I started the Critical Incident Stress Management program, at the Justice Institute of BC, in September 2018. There I learned that my daughter’s sudden death was also a critical incident. Through the JIBC program, I was taught that early critical incident debriefing and education about critical incidents can arrest the long-term development of PTSD and other post critical incident reactions. As well, first responders, including police, can both experience vicarious trauma from critical incidents and not receive the necessary critical incident debriefing.  They may not have received critical incident education, which includes diversity and mental health awareness, in their training. The result is felt on the backs of the families, bereaved, while navigating the criminal justice system and BC Coroners Service.

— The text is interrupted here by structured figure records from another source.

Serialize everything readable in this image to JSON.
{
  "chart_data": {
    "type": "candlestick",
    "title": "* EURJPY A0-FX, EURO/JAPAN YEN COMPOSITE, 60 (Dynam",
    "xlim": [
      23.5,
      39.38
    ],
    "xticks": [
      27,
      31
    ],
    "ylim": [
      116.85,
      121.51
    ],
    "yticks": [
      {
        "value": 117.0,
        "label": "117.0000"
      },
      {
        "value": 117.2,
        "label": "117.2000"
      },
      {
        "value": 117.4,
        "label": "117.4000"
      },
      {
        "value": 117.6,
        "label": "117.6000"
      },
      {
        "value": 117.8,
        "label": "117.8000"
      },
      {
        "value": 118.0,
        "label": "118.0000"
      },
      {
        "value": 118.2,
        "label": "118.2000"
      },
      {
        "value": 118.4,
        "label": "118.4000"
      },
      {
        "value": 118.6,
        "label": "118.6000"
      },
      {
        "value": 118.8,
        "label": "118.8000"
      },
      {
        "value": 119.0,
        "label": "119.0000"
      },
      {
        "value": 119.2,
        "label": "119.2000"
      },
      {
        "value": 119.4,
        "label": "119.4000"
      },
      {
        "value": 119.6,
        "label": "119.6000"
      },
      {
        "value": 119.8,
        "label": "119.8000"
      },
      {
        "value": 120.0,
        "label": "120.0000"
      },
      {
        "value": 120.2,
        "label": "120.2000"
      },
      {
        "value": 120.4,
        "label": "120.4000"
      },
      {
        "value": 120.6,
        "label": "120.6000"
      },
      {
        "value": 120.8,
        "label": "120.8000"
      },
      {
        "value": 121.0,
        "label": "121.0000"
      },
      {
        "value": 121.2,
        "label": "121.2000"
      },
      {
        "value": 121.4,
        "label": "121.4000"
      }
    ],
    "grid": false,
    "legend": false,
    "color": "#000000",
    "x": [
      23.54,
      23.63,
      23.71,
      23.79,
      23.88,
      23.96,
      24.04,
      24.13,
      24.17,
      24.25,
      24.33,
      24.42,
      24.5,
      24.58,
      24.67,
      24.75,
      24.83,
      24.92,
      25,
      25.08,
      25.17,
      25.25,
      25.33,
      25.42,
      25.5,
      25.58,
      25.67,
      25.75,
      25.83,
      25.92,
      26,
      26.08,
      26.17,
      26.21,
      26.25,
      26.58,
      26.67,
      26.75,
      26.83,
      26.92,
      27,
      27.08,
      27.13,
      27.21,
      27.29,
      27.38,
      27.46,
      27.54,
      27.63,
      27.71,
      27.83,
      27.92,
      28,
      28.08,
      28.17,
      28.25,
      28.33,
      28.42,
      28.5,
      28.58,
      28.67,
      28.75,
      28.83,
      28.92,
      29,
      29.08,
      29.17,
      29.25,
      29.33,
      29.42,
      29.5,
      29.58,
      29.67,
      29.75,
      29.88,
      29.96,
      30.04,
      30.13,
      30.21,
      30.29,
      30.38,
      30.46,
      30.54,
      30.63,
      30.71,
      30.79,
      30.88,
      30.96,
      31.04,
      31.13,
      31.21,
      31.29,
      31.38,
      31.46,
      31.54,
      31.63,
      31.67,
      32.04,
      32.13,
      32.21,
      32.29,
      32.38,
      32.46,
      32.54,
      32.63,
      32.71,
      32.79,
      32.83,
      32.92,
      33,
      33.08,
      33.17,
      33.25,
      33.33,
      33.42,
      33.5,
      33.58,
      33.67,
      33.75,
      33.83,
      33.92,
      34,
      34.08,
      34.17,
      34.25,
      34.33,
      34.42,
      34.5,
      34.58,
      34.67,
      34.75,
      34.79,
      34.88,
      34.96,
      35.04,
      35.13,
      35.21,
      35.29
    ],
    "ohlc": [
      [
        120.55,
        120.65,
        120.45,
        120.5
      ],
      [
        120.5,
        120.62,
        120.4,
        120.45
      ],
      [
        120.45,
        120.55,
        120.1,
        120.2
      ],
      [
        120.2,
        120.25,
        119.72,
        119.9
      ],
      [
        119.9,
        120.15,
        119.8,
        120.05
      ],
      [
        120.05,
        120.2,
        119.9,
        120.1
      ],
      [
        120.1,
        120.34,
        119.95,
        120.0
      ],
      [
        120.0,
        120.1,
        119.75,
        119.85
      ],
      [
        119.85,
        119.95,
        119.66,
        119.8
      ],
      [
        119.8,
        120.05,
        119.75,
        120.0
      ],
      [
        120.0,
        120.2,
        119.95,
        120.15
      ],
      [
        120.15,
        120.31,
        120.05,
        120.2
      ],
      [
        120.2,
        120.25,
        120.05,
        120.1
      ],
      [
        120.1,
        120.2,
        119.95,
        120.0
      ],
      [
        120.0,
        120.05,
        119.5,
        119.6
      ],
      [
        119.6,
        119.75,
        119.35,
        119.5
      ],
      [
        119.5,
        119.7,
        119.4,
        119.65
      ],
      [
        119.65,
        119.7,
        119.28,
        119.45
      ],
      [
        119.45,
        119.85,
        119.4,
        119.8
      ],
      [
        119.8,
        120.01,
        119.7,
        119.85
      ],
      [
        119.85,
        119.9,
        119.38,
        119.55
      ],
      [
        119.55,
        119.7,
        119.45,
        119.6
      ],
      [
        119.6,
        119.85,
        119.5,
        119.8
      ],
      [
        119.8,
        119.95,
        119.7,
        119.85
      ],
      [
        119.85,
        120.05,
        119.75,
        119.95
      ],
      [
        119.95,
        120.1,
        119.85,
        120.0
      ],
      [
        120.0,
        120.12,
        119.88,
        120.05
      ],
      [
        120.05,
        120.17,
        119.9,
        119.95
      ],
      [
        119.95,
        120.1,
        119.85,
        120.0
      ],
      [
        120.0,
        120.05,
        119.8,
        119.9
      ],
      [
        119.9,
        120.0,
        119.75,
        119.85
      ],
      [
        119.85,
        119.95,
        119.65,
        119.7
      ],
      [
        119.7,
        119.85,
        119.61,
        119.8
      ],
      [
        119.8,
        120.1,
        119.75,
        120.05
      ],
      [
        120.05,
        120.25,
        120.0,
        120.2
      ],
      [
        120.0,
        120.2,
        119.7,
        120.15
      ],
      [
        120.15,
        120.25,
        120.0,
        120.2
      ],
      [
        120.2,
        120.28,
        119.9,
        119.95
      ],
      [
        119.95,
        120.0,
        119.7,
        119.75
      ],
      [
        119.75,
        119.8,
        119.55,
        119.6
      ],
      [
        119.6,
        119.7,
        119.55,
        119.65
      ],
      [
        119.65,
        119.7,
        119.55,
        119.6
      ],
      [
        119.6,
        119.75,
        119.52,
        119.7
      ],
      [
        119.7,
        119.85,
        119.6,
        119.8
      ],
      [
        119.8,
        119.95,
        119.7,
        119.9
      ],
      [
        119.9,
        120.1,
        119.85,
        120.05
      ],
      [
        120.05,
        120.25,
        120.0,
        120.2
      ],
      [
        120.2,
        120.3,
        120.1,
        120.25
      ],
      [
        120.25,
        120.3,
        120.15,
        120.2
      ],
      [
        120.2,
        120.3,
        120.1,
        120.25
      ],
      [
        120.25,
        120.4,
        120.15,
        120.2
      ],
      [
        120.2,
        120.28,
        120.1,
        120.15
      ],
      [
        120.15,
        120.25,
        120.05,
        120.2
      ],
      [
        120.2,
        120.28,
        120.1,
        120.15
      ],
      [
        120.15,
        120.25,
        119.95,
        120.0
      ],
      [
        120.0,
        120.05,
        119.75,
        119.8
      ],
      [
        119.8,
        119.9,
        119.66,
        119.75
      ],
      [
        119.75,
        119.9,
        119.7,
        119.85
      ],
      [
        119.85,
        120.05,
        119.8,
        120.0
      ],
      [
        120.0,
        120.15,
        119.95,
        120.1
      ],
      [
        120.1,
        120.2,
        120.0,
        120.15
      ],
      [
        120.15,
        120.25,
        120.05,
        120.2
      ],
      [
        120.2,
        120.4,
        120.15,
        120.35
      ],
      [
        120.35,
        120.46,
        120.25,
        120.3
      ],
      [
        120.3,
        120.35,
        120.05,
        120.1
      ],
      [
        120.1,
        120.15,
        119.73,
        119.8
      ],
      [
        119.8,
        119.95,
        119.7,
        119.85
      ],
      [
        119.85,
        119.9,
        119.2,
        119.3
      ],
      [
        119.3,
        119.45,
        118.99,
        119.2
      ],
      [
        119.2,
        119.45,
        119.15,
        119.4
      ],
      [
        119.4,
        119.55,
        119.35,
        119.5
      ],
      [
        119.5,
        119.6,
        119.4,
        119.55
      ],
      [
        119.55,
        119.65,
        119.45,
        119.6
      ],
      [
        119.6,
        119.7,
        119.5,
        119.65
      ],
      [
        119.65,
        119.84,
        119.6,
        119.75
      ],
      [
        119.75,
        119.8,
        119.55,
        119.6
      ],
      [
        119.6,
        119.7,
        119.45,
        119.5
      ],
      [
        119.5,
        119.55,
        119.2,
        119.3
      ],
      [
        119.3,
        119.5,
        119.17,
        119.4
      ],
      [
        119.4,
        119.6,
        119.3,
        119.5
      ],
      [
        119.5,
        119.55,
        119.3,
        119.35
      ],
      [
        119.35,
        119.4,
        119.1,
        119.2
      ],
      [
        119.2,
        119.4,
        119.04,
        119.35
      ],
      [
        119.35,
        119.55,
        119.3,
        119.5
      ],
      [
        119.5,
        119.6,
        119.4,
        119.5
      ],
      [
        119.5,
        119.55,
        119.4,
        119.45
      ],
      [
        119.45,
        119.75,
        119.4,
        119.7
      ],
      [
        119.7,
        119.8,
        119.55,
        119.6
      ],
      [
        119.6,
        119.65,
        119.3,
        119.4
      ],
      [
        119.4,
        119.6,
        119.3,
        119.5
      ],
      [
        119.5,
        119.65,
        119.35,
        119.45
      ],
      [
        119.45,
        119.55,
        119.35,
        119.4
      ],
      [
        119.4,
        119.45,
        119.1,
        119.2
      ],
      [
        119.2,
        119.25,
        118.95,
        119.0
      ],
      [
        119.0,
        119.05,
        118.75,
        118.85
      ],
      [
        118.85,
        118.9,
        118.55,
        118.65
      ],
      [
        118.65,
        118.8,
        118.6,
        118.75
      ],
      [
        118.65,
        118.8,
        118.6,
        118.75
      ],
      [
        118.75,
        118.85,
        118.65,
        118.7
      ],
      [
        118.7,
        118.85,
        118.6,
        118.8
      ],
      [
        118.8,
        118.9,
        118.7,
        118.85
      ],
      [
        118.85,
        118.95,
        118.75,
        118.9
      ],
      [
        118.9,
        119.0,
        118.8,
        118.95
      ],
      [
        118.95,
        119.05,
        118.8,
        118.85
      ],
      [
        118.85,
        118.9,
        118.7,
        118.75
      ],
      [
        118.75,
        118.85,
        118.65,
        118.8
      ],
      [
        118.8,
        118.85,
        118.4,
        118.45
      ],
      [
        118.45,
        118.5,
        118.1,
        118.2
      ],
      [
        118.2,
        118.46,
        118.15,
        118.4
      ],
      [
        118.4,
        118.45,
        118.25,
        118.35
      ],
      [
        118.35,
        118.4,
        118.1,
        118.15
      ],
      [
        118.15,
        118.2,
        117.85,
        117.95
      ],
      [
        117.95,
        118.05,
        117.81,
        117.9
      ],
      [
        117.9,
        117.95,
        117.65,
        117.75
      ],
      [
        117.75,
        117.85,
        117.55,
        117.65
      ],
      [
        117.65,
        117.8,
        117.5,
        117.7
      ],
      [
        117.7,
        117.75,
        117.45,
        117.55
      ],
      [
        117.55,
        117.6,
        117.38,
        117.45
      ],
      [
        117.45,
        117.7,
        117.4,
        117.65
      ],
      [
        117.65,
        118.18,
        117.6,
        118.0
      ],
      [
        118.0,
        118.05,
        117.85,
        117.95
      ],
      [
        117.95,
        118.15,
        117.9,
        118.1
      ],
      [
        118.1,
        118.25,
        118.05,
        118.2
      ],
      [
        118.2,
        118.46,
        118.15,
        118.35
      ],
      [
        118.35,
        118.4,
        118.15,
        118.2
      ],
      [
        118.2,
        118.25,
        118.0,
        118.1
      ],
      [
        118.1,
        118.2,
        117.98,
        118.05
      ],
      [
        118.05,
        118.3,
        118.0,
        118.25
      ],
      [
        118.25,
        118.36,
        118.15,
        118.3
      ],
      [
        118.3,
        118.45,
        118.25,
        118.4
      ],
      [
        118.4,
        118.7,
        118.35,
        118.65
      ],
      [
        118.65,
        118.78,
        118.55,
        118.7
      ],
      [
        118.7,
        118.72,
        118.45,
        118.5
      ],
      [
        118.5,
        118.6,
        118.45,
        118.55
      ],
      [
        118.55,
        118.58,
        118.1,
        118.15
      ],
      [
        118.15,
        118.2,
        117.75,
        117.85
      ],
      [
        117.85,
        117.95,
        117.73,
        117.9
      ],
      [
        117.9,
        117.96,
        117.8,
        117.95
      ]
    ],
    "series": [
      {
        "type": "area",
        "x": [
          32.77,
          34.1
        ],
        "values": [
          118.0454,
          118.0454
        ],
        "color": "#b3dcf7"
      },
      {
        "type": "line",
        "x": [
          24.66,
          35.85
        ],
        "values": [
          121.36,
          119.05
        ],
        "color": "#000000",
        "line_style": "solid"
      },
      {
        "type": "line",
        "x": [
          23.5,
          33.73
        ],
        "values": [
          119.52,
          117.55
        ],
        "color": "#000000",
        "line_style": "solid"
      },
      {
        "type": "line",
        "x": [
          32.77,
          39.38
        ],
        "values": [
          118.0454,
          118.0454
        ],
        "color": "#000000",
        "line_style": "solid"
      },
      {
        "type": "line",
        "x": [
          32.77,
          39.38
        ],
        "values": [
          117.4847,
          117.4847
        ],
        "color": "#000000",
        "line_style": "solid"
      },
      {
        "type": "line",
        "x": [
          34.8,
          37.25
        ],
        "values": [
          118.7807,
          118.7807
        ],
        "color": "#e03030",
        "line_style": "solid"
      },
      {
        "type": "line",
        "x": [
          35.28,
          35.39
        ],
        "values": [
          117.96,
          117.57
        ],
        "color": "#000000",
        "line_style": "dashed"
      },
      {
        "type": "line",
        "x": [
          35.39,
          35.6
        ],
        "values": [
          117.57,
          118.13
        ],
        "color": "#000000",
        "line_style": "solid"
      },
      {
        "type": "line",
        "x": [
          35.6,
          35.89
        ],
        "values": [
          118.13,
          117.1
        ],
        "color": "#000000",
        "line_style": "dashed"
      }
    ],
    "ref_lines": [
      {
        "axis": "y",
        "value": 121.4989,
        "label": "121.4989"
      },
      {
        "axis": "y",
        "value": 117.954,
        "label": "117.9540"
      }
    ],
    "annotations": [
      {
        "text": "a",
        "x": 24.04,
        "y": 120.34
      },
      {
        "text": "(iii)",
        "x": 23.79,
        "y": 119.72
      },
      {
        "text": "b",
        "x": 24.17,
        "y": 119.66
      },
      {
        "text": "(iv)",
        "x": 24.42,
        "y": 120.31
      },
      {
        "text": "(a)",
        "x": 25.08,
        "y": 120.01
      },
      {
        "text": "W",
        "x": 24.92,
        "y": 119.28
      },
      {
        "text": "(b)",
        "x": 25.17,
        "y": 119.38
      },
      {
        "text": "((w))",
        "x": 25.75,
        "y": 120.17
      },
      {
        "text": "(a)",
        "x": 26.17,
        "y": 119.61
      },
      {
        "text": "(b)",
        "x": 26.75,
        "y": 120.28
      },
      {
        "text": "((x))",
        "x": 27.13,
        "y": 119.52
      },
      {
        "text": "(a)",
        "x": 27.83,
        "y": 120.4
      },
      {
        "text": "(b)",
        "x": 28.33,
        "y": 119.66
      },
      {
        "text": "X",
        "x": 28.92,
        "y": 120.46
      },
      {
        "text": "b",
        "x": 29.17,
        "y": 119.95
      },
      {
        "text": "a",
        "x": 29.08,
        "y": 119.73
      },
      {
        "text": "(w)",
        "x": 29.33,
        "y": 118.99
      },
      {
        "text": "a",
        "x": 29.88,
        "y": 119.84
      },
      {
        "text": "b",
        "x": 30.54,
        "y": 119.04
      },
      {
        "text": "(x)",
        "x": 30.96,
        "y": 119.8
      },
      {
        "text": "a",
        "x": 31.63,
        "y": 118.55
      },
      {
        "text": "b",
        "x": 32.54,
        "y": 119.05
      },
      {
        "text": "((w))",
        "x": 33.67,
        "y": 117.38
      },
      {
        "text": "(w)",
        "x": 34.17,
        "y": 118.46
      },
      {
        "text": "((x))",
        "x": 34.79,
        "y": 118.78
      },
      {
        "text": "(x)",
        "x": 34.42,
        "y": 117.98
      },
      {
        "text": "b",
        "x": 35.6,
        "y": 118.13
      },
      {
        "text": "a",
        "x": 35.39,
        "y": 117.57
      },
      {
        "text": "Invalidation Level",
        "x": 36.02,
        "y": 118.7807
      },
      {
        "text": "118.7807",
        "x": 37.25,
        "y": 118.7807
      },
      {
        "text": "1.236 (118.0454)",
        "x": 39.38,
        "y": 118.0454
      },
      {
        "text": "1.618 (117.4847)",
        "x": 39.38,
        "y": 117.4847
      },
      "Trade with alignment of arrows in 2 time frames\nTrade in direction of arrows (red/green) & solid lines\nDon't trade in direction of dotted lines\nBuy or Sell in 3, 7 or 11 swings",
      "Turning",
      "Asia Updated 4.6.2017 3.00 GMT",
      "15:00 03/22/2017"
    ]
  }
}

At the very least, the motto of these services should be: do no more harm to families.

While in that program, I began to get the idea of a remedy for myself and my daughter, to move the energy away from injustice, to help families navigate those systems that broke me. This remedy is something that I feel from the core of my being, and it uses all my experiences as a peer: a mother who lost her daughter to sexual violence. I completed the Critical Incident Stress Management program, at JIBC, and received a certificate in April 2019. I also bring 12 years in adult mental health rehab and 20 years working with youth at risk (including 8 years in youth mental health) to The Guinnevere Project.

I want to acknowledge The Forgiveness Project, by Marina Cantacuzino, that I read with resistance in September 2018. I don’t know if I will ever be able to forgive the man who sexually assaulted my daughter and caused her death, or the Homicide detective, who blamed my daughter for her death, and ignored her disability as a vulnerability for sexual assault/homicide. This book has a full range of positions on forgiveness. By reading it, I was able to begin to shift my attention, away from anger/bitterness/defeat/despair, to the possibility that one day the remedy from helping bereaved families might be greater than my pain and devastation. In September 2018, that felt impossible.

I want to acknowledge the importance of the Black Lives Matters movement and the ongoing rising awareness in 2021 of the mass unmarked graves of Indigenous children on formal residential school lands in Canada. It helped me to articulate the systemic discrimination of my daughter’s mental health disability in the Justice System, which was a barrier to accessing justice for Guinnevere. This is not something that can be forgiven, as systemic discrimination has to be broken down by being acknowledged, dismantled, changed, with education and new policies. There has to be apology, accountability and consequences for past and continued discrimination.